Makaila.fr est un site d’informations indépendant et d’actualités sur le Tchad, l’Afrique et le Monde. Il traite des sujets variés entre autres: la politique, les droits humains, les libertés, le social, l’économique,la culture etc.
27 Juin 2009
A Ndjaména sous les
étoiles.
Les férus de littérature ne vont pas tarder à se rendre compte que ce titre n'est pas tout à fait de moi. Il m'a été inspiré par Joseph Brahim
Seid, l'un des pionniers des lettres tchadiennes d'expression française. Il a publié en 1962, chez Présence africaine, un recueil de contes intitulé Au Tchad sous les étoiles. Les contes sont
l'une des choses les plus partagées par toutes les cultures du monde. En Afrique, comme ailleurs, avant d'être écrits, ils ont appartenu à la littérature orale, vieille comme l'humanité. Ils sont
l'une des composantes fondamentales de la mémoire collective. Sur le continent, ce sont les Anciens qui se chargent de raconter aux jeunes, au clair de lune, toutes ces histoires merveilleuses où
les animaux se conduisent comme les hommes. Partagées entre la crainte de voir les méchants surgir à n'importe quel moment et le plaisir de connaître le fin mot de l'histoire, les enfants étaient
tout ouïe, tout oreilles. A l'époque de ma propre enfance, si l'électricité existait déjà, nous aimions plutôt voir les lucioles percer les ténèbres. Et nous nous éclairions à la lampe tempête.

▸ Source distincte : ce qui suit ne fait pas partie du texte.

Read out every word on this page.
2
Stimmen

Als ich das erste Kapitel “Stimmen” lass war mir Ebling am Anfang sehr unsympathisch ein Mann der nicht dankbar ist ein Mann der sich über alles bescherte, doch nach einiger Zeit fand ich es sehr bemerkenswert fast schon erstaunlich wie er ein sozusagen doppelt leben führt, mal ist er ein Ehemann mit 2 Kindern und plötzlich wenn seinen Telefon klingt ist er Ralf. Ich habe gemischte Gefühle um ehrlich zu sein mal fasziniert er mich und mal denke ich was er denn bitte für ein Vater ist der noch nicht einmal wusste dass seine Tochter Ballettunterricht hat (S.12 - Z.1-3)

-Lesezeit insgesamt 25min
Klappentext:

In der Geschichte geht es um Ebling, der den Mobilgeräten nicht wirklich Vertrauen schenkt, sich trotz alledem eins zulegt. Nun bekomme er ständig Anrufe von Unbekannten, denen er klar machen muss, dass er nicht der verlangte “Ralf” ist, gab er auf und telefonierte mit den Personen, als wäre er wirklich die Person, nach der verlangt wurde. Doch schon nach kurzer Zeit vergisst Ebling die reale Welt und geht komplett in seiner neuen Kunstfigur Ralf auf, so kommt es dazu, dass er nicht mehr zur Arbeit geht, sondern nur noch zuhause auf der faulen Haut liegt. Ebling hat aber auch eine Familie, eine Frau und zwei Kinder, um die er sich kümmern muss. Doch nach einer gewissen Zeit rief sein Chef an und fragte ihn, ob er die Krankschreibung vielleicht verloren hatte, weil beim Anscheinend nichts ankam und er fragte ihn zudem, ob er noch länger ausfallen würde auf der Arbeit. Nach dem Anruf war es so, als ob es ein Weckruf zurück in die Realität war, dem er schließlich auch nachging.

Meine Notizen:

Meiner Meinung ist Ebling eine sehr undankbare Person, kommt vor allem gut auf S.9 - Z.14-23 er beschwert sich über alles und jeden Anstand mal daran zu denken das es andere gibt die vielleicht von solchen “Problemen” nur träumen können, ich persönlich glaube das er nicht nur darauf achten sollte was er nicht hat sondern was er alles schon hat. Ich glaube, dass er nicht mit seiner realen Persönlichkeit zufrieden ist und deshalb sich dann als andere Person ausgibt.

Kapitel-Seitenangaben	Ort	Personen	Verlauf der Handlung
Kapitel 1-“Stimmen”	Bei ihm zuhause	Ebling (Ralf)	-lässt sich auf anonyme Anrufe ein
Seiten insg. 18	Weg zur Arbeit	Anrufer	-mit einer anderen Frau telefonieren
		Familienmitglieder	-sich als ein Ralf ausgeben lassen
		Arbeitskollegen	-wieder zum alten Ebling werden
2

Nous étions heureux et nous ne connaissions pas ce mot barbare à la mode aujourd'hui : délestage.
J'étais à N'Djamena à la fin du mois d'avril. J'en suis reparti alors que mai s'achevait. C'était mon premier voyage dans ce pays qui, si j'en crois les spécialistes, est dangereux. D'autant que
mon séjour a conïcidé avec une attaque de groupes armés qui veulent renverser l'actuel chef de l'Etat, Idriss Déby Itno. Chaque fois que je voulais faire cent pas, il se trouvait toujours
quelqu'un pour me mettre en garde : "Monsieur, ne sortez surtout pas ! Vous allez vous faire agresser". Je suis sorti malgré tout parce que je ne croyais pas à l'aberration selon
laquelle tous les Tchadiens portent un couteau prêt à servir. Ou qu'ils vont vite se rendre compte que je suis un étranger. Comme si les gens n'avaient rien d'autre à faire que de chercher à
savoir qui est tchadien et qui ne l'est pas.
N'Djamena est une fournaise : 50 degrés à l'ombre dès le lever du jour ! Toute la journée, les
arbres sont au garde-vous attendant en vain qu'un vent généreux vienne les caresser. Quand la nuit tombe, c'est à peine si le mercure chute. J'ai connu Bamako, Ouagadougou et Niamey, villes
réputées caniculaires. Je pense que N'Djamena les dépasse de loin. Mais je n'arrive toujours pas à comprendre comment les N'Djamenois se sentent comme des poissons dans l'eau sous ce soleil
déchaîné. Ils m'ont dit plus d'une fois qu'ils ont l'habitude. Ils ont peut-être raison, car j'ai vu des bébés la tête nue dans les bras de leurs mères. Comme si de rien
n'était !
Le problème principal à N'Djamena, comme d'ailleurs dans beaucoup
d'autres capitales africaines, c'est l'offre insuffisante en électricité. Des quartiers entiers attendent des jours, des semaines voire des mois avant de jouir des bienfaits du courant
électrique. Pendant que le commun des Tchadiens attend, les habitants des quartiers dits stratégiques, en plus des groupes électrogènes qu'ils possèdent, sont très bien servis. Quand la nuit
tombe, une fois résolues toutes les questions domestiques, les déshérités se retrouvent confrontés à un problème crucial : dormir. Mais où ? Surtout pas dans les demeures chauffées à
blanc ! Unique solution : dormir à la belle étoile. Et c'est ce que font tous les soirs les habitants des quartiers populaires. Ils n'ont plus peur de rien, ni des voleurs, ni des
moustiques. Je n'ai pas vécu personnellement cette situation. Mais je suis rentré plus gros que d'habitude. Les coupables ? Les crêpes et les beignets qui accompagnaient le pain au petit
déjeuner à l'hôtel où j'étais descendu. C'est bizarre, non, des crêpes et des beignets dès 6 h du matin ?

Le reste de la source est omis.